Yujin Wang, Tianyi Wang, Quanfeng Liu et al.

Accurate short-horizon trajectory prediction is pivotal for safe and reliable autonomous driving, yet existing vision-language models (VLMs) often fail to effectively ground their reasoning in scene dynamics and domain knowledge. To address this challenge, this paper introduces KEPT, a knowledge-enhanced VLM framework that predicts ego trajectories directly from consecutive front-view driving frames. KEPT couples a temporal frequency-spatial fusion (TFSF) video encoder, trained via self-supervised learning with hard-negative mining, with a scalable k-means + HNSW retrieval stack that supplies scene-aligned exemplars.
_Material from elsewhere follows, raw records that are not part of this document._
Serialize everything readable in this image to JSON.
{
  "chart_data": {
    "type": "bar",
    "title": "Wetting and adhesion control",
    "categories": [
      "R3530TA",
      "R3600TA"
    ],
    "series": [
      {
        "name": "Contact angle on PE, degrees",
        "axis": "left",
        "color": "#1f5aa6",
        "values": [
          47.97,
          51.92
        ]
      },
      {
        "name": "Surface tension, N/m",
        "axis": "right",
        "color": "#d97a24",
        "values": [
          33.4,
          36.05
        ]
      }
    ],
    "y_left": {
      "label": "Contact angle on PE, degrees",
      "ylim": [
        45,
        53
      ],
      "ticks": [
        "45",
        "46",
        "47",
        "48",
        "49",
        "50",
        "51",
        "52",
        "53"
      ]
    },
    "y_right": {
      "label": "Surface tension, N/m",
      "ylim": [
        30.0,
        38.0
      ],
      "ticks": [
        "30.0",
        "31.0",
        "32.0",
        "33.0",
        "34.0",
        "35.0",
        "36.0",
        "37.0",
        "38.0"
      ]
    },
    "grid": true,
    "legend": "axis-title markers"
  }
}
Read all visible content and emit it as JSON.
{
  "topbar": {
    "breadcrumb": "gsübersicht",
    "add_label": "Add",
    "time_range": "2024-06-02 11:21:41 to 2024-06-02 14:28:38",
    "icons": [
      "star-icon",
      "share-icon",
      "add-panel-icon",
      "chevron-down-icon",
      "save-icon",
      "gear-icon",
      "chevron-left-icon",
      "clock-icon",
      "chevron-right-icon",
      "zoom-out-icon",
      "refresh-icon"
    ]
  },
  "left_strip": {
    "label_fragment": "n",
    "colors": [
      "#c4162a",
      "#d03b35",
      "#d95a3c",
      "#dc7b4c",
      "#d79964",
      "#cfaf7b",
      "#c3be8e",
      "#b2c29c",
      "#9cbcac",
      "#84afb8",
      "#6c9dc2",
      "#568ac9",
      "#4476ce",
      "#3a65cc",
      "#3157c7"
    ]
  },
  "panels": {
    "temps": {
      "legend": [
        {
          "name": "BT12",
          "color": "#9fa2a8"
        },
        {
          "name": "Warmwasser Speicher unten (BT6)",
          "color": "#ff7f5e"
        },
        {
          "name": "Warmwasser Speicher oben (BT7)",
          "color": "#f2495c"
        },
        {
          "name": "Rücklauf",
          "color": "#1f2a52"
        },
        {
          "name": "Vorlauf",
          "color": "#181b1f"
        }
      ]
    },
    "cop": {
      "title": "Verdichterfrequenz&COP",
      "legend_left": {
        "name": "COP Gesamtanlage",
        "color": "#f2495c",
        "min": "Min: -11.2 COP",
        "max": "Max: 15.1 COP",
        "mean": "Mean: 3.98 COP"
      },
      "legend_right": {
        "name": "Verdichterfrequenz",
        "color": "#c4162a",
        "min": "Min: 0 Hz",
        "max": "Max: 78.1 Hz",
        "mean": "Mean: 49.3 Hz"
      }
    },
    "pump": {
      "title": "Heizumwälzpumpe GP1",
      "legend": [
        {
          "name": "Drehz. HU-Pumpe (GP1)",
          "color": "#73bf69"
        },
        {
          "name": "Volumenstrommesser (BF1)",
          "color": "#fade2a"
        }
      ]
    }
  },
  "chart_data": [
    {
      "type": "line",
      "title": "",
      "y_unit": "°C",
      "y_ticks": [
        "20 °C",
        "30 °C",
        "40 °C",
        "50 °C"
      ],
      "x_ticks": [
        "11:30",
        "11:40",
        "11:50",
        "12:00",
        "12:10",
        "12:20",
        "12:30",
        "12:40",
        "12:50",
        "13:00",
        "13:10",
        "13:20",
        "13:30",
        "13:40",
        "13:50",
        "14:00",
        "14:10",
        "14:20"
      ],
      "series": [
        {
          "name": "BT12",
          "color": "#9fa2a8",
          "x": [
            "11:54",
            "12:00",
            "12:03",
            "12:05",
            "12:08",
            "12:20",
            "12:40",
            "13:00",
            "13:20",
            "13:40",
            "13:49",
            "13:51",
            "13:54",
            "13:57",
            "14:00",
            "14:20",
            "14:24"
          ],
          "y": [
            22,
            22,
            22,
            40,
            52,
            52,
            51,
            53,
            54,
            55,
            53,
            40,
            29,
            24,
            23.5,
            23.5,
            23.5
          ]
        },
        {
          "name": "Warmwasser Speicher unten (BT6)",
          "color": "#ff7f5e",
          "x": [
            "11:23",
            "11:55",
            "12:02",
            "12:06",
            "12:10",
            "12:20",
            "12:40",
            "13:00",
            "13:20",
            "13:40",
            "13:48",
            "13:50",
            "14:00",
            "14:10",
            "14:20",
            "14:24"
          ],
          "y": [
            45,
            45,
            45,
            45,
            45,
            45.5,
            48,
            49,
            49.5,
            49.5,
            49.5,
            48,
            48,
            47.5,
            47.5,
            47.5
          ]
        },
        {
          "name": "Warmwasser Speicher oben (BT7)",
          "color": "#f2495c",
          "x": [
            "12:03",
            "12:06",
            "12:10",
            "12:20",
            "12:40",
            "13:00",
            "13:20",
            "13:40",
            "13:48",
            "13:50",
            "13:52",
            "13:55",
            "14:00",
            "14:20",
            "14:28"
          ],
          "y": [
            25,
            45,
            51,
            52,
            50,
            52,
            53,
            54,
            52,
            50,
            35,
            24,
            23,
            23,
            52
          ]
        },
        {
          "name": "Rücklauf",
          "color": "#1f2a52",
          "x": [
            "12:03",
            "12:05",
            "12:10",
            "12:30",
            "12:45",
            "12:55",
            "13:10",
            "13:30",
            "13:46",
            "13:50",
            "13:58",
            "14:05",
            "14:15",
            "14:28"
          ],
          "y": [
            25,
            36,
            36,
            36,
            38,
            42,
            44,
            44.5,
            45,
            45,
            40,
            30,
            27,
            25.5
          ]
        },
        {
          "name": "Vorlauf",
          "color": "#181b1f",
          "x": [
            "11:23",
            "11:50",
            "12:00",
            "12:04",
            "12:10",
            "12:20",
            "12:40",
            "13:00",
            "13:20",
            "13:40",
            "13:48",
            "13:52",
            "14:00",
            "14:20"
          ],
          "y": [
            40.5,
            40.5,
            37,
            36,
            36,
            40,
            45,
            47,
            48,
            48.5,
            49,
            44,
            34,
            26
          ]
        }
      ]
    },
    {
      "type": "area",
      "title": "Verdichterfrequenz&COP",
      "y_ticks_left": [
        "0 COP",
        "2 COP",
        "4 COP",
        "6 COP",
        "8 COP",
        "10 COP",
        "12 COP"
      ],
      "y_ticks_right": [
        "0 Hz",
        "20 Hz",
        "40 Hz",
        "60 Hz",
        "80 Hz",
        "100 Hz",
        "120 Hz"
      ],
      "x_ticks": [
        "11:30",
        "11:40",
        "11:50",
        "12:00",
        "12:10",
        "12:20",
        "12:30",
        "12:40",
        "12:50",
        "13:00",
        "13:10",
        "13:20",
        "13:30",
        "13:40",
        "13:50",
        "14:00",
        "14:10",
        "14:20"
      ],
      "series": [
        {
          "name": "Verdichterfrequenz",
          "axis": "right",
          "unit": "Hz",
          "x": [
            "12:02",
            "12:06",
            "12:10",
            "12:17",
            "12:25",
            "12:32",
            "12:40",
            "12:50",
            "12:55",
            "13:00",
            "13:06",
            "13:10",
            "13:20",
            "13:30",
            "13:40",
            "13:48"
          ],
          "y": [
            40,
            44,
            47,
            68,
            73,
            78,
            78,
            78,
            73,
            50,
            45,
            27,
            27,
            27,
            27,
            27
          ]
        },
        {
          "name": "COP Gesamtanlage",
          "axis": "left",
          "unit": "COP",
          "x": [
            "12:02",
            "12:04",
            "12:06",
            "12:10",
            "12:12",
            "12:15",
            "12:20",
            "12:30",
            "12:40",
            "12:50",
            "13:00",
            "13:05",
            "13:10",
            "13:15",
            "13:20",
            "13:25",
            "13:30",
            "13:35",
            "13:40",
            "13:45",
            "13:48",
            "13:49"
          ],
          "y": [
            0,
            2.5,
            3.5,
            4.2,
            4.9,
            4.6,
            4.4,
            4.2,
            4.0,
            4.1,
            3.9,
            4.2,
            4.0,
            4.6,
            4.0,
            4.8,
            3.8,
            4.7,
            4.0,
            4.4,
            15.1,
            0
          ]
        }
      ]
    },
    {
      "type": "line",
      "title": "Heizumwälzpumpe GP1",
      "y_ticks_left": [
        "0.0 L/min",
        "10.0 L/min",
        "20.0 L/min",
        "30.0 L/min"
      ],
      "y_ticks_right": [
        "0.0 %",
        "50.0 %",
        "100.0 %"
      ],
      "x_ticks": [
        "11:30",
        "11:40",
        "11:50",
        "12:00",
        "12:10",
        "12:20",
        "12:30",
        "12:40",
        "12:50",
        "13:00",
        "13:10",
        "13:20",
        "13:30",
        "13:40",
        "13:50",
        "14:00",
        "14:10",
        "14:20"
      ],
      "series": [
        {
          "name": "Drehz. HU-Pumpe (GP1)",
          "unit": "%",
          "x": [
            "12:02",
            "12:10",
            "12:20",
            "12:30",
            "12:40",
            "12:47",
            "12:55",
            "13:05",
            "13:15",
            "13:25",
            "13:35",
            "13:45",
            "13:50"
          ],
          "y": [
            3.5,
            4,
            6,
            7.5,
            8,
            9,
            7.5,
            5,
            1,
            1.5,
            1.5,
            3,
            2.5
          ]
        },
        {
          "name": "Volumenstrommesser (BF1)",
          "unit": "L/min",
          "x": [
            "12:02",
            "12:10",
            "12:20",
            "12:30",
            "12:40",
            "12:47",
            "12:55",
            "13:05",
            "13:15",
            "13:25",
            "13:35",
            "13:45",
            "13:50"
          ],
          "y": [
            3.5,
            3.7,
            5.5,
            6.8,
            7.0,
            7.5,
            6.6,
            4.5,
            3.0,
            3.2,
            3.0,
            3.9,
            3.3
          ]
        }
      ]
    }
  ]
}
Retrieved priors are embedded into chain-of-thought (CoT) prompts with explicit planning constraints, while a triple-stage fine-tuning schedule incrementally aligns the language head to metric spatial cues, physically feasible motion, and temporally conditioned front-view planning. Evaluated on nuScenes dataset, KEPT achieves state-of-the-art performance across open-loop protocols: under NoAvg, it achieves 0.70m average L2 with a 0.21\% collision rate; under TemAvg with lightweight ego status, it attains 0.31m average L2 and a 0.07\% collision rate. Ablation studies show that all three fine-tuning stages contribute complementary benefits, and that using Top-2 retrieved exemplars yields the best accuracy-safety trade-off. The k-means-clustered HNSW index delivers sub-millisecond retrieval latency, supporting practical deployment. These results indicate that retrieval-augmented, CoT-guided VLMs offer a promising, data-efficient pathway toward interpretable and trustworthy autonomous driving.